Le texte se contente d’assurer, dans son article 8, que l’admission de l’Allemagne « en tant que membre permanent » est « une priorité de la diplomatie franco-allemande ». Les deux pays s’engagent aussi à « coordonner » leurs positions au sein de l’ONU et de faciliter des « positions unifiées » de l’Union européenne au sein de l’instance mondiale.

– Relations transfrontalières

. Sur ce point aussi ont circulé des accusations de cession de souveraineté, relayées notamment par le député européen Bernard Monot, de Debout la France: le Traité reviendrait à « livrer l’Alsace et la Lorraine » à l’Allemagne. La « langue administrative » y deviendrait notamment l’allemand.

. Le traité prévoit en fait de « resserrer les liens entre les citoyens et les entreprises de part et d’autre de la frontière », via en particulier des « procédures accélérées » pour faire avancer des projets.

. Un « comité de coopération transfrontalière » réunissant États, collectivités et parlements est mis en place.

. L’objectif du « bilinguisme » dans les territoires transfrontaliers est réaffirmé, sans que les « langues administratives » y soient modifiées.

– Économie et climat

. Les deux États instituent un « Conseil franco-allemand d’experts économiques » composé de dix membres indépendants chargé de faire des « recommandations sur l’action économique » des deux pays.

. Paris et Berlin promettent des « projets conjoints » dans les énergies renouvelables et « l’efficacité énergétique ».

– Quinze « projets prioritaires »

1. Coopération accrue au sein du Conseil de sécurité des Nations unies. Le « jumelage » des présidences tournantes, d’une durée d’un mois, qui seront exercées de façon consécutive par la France et l’Allemagne à deux reprises en 2019 et 2020, vise à assurer une continuité des décisions.

2. Création de quatre instituts culturels franco-allemands intégrés (Rio, Palerme, Erbil, Bichkek) et co-localisation de 5 instituts français et allemands (Cordoba, Atlanta, Glasgow, Minsk, Ramallah).

3. Création d’une plateforme numérique franco-allemande de contenus audiovisuels et d’information.

4. Élargissement des programmes de mobilité, par exemple dans le cadre de l’Office franco-allemand pour la Jeunesse, notamment pour les stagiaires et les apprentis.

5. Mise en place d’un Fonds citoyen commun pour appuyer les projets conjoints d’acteurs de la société civile (initiatives citoyennes, jumelages de communes…).

6. Mise en place d’un comité de coopération transfrontalière chargé de définir une stratégie commune.
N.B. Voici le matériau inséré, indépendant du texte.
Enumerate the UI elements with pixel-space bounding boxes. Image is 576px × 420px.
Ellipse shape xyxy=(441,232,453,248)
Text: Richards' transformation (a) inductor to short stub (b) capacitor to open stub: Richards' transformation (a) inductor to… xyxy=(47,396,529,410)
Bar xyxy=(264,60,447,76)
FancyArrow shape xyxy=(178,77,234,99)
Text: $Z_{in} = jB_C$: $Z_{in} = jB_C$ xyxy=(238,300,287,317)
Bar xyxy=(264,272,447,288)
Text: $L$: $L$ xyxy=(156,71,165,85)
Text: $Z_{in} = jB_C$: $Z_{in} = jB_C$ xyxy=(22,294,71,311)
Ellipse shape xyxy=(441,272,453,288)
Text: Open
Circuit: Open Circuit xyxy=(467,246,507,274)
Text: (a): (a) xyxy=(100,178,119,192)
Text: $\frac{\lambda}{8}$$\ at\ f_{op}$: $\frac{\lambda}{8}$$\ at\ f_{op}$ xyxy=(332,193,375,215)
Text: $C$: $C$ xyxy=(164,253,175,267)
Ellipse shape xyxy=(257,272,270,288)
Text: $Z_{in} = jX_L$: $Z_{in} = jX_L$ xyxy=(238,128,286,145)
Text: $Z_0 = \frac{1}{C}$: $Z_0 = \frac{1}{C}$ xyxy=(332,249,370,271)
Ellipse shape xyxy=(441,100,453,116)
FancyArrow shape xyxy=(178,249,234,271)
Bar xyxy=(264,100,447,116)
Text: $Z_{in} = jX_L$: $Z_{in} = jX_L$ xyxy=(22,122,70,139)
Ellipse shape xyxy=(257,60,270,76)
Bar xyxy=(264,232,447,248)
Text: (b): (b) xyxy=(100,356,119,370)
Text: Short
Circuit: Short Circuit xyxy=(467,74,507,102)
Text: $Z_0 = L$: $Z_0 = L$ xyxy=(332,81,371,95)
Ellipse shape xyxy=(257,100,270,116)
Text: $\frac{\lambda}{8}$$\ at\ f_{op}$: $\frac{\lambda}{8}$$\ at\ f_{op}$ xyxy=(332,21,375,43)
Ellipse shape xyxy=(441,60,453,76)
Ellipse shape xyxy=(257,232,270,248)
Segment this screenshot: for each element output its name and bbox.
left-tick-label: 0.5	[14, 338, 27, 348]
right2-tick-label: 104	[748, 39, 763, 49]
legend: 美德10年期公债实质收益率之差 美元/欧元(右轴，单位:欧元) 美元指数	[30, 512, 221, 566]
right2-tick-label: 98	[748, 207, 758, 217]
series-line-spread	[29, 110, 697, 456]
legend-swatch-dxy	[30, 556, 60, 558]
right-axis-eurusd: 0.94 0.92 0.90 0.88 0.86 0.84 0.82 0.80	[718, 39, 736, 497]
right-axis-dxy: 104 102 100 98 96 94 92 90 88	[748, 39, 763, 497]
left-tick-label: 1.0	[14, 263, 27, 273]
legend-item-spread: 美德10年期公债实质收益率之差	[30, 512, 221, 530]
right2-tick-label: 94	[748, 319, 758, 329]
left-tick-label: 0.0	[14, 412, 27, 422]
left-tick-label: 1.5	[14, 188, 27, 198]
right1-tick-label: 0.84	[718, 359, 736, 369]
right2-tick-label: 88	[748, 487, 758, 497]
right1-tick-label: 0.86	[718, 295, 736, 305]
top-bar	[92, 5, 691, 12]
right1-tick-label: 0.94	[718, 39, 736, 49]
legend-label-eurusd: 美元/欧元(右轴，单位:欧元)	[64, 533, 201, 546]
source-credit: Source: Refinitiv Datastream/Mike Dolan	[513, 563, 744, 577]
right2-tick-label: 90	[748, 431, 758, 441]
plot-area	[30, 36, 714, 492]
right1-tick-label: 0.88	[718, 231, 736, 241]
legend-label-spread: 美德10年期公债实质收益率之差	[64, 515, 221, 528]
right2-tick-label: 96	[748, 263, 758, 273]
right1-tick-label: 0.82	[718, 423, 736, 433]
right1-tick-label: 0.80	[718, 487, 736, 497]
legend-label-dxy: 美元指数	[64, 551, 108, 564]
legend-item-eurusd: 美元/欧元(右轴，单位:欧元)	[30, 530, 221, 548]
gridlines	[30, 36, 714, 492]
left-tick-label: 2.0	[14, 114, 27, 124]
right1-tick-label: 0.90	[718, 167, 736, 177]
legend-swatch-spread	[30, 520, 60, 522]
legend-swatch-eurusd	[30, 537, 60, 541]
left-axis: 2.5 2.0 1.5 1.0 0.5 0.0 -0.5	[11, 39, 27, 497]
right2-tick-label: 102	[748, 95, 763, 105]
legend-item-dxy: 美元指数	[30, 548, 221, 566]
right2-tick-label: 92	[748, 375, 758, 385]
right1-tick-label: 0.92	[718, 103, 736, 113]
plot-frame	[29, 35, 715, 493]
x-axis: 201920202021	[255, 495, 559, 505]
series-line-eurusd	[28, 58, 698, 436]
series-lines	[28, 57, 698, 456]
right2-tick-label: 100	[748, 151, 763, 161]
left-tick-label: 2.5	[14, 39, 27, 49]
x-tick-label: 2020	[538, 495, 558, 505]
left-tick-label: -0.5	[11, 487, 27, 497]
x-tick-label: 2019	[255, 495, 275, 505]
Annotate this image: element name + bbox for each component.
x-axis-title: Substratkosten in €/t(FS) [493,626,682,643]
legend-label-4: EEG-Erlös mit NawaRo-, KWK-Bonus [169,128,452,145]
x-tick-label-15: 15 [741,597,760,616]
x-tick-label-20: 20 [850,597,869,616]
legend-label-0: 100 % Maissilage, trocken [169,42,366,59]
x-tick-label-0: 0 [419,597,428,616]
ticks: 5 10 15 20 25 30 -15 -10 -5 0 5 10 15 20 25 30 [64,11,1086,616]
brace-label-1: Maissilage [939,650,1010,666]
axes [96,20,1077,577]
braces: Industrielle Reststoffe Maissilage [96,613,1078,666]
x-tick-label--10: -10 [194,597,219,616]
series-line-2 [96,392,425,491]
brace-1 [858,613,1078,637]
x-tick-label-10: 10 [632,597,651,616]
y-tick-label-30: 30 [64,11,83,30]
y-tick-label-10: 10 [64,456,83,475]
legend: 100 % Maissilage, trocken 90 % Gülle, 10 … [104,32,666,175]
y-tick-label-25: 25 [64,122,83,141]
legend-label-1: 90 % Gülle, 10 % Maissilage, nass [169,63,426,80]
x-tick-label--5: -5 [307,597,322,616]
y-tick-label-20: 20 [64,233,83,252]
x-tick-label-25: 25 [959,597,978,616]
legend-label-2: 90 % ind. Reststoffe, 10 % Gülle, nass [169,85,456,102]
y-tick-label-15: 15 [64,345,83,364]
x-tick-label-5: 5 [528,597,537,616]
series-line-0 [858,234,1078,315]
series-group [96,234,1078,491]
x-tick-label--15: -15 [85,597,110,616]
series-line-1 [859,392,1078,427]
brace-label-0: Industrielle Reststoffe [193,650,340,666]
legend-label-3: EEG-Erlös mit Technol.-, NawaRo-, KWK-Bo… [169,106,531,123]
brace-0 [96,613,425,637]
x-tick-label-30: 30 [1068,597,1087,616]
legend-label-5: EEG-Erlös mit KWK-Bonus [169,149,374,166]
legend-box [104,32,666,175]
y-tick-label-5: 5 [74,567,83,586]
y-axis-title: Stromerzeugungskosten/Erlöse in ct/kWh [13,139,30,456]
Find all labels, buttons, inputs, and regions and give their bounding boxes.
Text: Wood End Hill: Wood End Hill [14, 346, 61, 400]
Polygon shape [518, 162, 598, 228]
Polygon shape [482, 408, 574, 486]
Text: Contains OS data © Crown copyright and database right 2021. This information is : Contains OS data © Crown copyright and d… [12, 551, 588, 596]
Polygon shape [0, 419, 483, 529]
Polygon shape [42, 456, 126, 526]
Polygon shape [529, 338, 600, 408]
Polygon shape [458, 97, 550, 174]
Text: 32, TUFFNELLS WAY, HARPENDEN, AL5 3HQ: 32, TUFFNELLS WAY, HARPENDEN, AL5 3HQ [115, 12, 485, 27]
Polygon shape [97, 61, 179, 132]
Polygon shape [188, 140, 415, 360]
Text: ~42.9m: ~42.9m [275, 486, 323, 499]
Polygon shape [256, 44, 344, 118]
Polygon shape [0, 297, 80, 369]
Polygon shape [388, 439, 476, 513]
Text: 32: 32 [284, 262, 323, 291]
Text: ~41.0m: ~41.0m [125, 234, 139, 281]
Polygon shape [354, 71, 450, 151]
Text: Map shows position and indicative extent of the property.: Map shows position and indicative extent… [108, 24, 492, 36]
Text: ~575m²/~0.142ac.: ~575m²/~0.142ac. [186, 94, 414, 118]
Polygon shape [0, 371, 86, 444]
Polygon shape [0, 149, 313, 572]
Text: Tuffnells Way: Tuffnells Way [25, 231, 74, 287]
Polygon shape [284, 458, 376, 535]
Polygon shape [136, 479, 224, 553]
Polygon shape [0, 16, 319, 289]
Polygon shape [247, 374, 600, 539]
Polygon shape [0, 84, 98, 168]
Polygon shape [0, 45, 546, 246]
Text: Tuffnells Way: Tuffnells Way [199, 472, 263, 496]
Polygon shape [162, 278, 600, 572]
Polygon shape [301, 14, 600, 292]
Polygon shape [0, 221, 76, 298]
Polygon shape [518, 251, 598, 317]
7. Mise en œuvre conjointe d’un projet de territoire portant sur la reconversion de la zone de proximité de la centrale nucléaire de Fessenheim dans le contexte de sa fermeture.

8. Amélioration des liaisons ferroviaires transfrontalières, comme Colmar-Fribourg, Strasbourg-aéroport de Francfort, Strasbourg-Palatinat, Sarrebruck-Paris.

9. Renforcement de la coopération bilatérale de haut niveau en matière d’énergie et de climat.

10. Création d’un réseau franco-allemand de recherche et d’innovation pour l’intelligence artificielle.

11. Coopération dans le secteur spatial.

12. Promotion de directives au niveau international sur l’éthique des nouvelles technologies.

13. Création d’un groupe d’experts dans le domaine social.

14. Coopération au sein de l’Union européenne dans le domaine des services et des marchés financiers, pour définir un cadre de régulation de haute qualité.

15. Création d’un « Forum pour l’avenir » franco-allemand.